The decline in China outbound M&A after 2016 was driven by:

  • Stricter regulatory regime for capital outflows out of China
  • Tighter regulations for inbound M&A into the US and Europe, especially for technology and infrastructure assets
  • Covid related international travel restrictions since 2020

We expect Asian outbound M&A to increase over the medium term:

  • Resumption of normal international travel, enabling in-person management meetings and physical site visits, a “must-have” for many Japanese corporate buyers before committing capital
  • More willingness to participate in regular M&A processes to compete with US and European corporate acquirers and PE firms as business activity level increases
  • Improved trading relationships between China and the US with the new Biden administration and between China and the EU with their signed Comprehensive Agreement on Investment

Asian outbound M&A activity by sector (YTD 2021)

M&A activity by sector from both Japan and China were similar in YTD 2021 with Technology & Software accounting for over 30% of deals, up from 20% a decade ago.  Healthcare represented an average of 10% of outbound M&A by Japan and China over the last decade, and more than doubled its share to over 20% in YTD 2021.  The share of Industrial deals decreased since Covid given the need for most Asian acquirers to hear the target management’s strategy and visit the key American and European facilities in person.  In YTD 2021, there were double the number of disclosed outbound M&A transactions worth over $250m by Japan than China.
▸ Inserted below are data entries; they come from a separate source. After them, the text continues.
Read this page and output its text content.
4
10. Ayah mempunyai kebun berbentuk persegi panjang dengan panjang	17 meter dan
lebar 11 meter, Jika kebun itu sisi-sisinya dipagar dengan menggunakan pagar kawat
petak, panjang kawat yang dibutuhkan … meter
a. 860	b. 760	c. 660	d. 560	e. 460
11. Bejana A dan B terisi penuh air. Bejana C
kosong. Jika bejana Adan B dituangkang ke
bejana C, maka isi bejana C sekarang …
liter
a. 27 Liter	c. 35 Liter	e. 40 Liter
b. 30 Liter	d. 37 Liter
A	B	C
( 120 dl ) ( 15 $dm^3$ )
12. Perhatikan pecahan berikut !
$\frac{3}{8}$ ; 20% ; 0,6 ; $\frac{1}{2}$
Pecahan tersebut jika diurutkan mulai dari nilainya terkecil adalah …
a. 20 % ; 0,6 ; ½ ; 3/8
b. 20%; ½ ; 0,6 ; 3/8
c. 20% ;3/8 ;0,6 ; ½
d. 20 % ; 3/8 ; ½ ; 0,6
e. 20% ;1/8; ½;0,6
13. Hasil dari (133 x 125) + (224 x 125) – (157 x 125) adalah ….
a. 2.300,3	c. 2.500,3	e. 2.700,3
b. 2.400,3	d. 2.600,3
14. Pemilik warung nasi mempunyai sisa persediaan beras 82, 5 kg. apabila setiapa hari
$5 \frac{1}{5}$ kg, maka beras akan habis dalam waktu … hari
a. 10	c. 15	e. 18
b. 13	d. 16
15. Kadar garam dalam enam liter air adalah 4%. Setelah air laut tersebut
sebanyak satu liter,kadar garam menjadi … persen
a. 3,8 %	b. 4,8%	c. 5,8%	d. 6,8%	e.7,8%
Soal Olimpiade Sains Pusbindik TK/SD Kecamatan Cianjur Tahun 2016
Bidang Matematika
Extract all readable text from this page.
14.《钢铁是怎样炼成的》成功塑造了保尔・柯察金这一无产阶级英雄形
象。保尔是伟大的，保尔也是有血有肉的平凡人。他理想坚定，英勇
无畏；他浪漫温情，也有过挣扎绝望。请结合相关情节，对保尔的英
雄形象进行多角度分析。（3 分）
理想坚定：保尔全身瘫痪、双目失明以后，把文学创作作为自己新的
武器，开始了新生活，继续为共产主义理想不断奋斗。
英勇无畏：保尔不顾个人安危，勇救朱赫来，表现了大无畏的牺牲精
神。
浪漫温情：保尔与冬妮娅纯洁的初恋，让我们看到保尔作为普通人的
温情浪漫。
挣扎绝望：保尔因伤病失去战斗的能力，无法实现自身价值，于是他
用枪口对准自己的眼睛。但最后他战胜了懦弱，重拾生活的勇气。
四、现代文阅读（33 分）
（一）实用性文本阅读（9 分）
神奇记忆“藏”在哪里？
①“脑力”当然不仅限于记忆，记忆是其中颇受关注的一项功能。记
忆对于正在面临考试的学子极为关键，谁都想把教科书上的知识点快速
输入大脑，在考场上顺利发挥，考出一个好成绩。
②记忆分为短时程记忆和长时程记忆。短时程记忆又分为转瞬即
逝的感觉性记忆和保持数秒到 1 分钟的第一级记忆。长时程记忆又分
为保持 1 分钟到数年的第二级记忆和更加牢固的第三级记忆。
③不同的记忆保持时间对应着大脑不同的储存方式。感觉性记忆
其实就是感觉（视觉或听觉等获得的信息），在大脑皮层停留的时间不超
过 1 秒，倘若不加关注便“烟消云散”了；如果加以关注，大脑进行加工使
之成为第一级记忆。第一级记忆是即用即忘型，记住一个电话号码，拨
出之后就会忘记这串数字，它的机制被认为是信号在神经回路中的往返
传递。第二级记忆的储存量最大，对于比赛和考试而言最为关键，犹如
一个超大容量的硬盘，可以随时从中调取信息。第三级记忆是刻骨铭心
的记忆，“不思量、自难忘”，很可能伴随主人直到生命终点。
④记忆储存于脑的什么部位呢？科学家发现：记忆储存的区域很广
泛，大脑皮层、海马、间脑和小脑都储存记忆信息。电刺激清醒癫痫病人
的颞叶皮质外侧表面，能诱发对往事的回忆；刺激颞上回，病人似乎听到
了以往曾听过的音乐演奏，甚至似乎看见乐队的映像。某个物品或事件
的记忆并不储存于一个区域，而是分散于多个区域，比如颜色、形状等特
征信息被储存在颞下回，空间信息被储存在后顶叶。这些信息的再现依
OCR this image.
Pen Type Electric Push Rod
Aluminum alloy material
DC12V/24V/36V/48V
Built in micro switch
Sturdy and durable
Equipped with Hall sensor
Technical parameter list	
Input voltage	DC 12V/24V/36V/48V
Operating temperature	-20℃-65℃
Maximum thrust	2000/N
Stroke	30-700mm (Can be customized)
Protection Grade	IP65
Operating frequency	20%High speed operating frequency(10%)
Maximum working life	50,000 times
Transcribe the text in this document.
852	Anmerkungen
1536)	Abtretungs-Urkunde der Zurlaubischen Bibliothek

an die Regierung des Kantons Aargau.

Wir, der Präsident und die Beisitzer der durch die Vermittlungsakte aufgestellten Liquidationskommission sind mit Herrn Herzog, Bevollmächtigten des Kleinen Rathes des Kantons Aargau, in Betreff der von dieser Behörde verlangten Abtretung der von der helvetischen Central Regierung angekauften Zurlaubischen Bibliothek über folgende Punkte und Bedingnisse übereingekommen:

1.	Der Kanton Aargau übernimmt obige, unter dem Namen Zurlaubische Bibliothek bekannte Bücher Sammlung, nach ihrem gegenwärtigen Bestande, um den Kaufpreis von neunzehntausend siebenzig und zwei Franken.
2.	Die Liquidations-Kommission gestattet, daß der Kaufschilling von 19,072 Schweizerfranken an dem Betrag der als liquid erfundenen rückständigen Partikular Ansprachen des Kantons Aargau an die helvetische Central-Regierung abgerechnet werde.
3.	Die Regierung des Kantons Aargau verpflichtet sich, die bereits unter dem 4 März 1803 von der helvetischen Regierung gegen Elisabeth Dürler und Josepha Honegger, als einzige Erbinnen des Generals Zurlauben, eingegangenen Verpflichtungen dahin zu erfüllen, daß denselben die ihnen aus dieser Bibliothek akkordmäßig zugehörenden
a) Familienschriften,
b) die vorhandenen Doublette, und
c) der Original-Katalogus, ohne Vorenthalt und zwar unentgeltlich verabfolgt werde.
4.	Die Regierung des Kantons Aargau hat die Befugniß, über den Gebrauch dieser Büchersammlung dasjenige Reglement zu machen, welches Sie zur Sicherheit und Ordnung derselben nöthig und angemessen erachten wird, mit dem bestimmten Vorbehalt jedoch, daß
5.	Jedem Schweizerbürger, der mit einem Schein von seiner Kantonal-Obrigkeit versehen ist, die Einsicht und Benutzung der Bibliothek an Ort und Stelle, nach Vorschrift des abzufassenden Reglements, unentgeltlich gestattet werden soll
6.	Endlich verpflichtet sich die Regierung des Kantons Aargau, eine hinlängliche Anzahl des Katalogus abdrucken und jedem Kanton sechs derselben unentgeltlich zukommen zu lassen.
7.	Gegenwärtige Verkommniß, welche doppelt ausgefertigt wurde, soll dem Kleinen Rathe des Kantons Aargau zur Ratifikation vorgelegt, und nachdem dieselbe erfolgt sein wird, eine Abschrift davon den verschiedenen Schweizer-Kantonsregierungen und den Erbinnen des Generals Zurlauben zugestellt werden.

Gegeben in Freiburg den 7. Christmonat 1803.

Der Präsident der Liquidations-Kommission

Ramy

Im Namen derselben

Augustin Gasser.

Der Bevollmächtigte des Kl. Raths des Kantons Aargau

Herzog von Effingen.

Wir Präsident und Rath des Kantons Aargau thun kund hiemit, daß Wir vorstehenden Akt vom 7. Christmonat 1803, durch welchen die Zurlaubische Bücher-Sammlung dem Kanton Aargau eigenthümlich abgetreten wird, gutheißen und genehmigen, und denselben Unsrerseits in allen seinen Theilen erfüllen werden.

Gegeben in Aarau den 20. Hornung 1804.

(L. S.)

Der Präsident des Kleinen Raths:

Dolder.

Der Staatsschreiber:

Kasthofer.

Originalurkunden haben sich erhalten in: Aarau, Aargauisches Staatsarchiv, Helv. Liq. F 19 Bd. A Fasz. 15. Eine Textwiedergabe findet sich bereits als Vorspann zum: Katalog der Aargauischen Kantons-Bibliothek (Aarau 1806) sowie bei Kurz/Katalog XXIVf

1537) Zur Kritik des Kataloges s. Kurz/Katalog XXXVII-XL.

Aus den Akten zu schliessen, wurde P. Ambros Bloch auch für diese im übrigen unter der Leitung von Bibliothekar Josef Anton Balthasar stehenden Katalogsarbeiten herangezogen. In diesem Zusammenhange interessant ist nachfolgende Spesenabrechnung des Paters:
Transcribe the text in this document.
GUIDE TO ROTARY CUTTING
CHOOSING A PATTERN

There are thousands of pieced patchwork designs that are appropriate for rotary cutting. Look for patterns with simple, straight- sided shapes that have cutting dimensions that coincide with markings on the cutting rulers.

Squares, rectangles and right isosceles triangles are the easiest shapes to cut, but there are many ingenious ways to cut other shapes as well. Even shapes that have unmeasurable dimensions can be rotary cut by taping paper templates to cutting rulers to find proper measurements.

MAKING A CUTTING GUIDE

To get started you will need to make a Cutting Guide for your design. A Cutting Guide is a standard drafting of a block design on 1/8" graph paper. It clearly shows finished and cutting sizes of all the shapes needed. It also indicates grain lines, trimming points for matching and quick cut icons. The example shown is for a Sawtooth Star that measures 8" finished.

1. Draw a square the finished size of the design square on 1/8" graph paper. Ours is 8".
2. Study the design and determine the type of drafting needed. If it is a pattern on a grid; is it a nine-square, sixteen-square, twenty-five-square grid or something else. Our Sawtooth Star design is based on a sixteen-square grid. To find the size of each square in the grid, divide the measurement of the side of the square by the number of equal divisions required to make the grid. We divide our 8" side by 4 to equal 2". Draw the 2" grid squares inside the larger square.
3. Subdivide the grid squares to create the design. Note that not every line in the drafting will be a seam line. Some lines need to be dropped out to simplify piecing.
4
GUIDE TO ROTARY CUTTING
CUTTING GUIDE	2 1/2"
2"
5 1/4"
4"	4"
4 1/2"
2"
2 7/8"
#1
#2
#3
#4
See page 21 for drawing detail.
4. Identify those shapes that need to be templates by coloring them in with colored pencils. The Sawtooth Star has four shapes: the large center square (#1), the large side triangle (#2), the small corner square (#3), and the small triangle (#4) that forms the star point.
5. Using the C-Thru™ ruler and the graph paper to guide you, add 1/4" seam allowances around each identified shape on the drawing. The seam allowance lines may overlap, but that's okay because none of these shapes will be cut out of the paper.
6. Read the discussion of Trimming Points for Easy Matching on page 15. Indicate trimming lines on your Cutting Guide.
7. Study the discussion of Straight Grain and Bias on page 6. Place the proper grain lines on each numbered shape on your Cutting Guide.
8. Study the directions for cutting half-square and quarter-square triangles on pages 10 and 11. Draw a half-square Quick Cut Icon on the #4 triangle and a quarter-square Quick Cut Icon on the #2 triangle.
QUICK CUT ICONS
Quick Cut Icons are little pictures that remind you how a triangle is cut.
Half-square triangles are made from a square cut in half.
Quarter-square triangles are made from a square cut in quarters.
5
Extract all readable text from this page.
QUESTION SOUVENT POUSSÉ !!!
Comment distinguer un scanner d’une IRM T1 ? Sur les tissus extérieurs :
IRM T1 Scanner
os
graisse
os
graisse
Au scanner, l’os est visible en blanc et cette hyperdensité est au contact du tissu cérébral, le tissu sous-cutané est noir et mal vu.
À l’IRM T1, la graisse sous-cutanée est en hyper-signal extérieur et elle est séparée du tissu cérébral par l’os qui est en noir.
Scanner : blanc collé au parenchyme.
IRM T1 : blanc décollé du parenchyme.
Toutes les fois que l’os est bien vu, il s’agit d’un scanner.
Japan outbound M&A deal count into US & EuropeCircle graph showing Japanese outbound percentages.

Chinese outbound M&A deal count into US & EuropeCircle graph showing Chinese outbound percentages.

Select Japanese acquirers / targets in US & EuropeCompany logos showing Japanese acquirers.

Select Chinese acquirers / targets in US & EuropeChinese acquirer company logos

Source:  Dealogic as at end of May 2021.
Note:  Logos shown for select deals above $250m for Japan and above $100m for China.